Traversée du Gulf-Stream. — Une rencontre en mer.


a tempête dura encore quatre jours et, le 22 août, je lis dans mon livre de bord :

« Trois heures, grain ; cinq heures, le vent augmente, vagues déferlent à bord ; huit heures, la mer augmente ; dix heures, fort coup de vent et pluie ; midi, mer très agitée. Balancine de bâbord se brise ; grand’voile s’ouvre aux coutures. Trois heures, fort coup de vent ; quatre heures, vent de tempête, mer démontée ; navire se conduit admirablement. Vent ouest, sud-ouest, route nord-ouest. À court de pommes de terre. Eu cinq pommes de terre bouillies pour dîner. Ai dû me contenter de riz. Sept heures, ouragan. Le vent hurle et siffle furieusement. Suis obligé de me mettre à la cape. Ciel très sombre et menaçant vers l’ouest. Rentré foc. La tempête est si furieuse que le foc se déchire dans cette opération. La mer est plus chaude maintenant et je dois être dans le Gulf-Stream. »

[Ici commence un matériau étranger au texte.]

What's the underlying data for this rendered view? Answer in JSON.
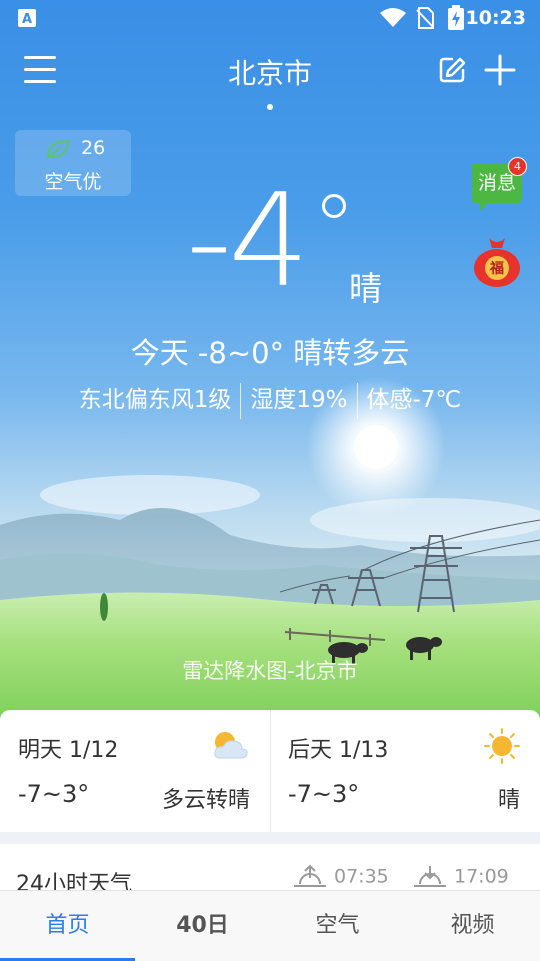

Le jour suivant, je n’eus pas de chance ; je réparais mes voiles, quand, à 10 heures, apercevant un poisson d’un mètre cinquante, je le perçai avec mon harpon ; mais, en même temps, je perdis l’équilibre et dus laisser aller mon harpon pour ne pas être emporté par-dessus bord. Je ne pourrai plus maintenant attraper de poisson, et j’aurai à me nourrir presque exclusivement de riz.

De nombreux poissons volants qui tombèrent sur le pont me dédommagèrent amplement. C’était le vingtième jour des tempêtes ; j’étais saturé d’eau et prenais constamment de la quinine.

Quand je me remémore tous ces événements, je pense que si une seconde vague semblable à celle du 20 août s’était abattue sur le Firecrest, il aurait pu être laissé comme une épave à des centaines de milles de la route des paquebots ; pourtant, j’ai le sentiment que j’aurais pu le mener à New-York en faisant, avec les débris du mât, un mât de fortune et en utilisant une petite voile carrée. Peut-être alors aurais-je mis deux ou trois mois de plus pour atteindre la côte américaine.

Mais l’énorme vague fut, en réalité, comme disent les marins, une vague de beau temps. Elle marquait le point culminant de la tempête et annonçait l’approche d’un temps plus favorable.

Pendant vingt jours consécutifs, le Firecrest avait lutté contre des orages et des tempêtes et, finalement, contre cet ouragan qui terminait presque la croisière. Le cotre portait des traces de la bataille qu’il avait livrée contre l’océan.

Des déchirures couraient en zigzags au travers de ses voiles. Un des panneaux avait été emporté par une vague et le beaupré de fortune diminuait tellement la voilure d’avant que tout le plan de voilure était déséquilibré.

J’étais fier de mon navire.

Dessiné et bâti pour la vitesse, il avait prouvé qu’il était un splendide navire de croisière.

Les marques de mon travail de matelot étaient sur les voiles et le gréement. Pourtant, tout était net et en bon ordre.

Incapable de faire beaucoup de chemin ouest contre les tempêtes et le Gulf-Stream, le Firecrest avait dévié au nord et maintenant il était à peu près dans la latitude de l’île de Nantucket, à 360 milles à l’est.

Je traversai le Gulf-Stream et m’approchai de la route suivie par les grands paquebots qui vont de New-York aux ports européens. Je m’attendais à voir leurs nuages de fumée et leurs innombrables lumières, s’ils me dépassaient pendant la nuit. Il commençait à faire froid et je compris que j’étais sorti du courant du Gulf-Stream.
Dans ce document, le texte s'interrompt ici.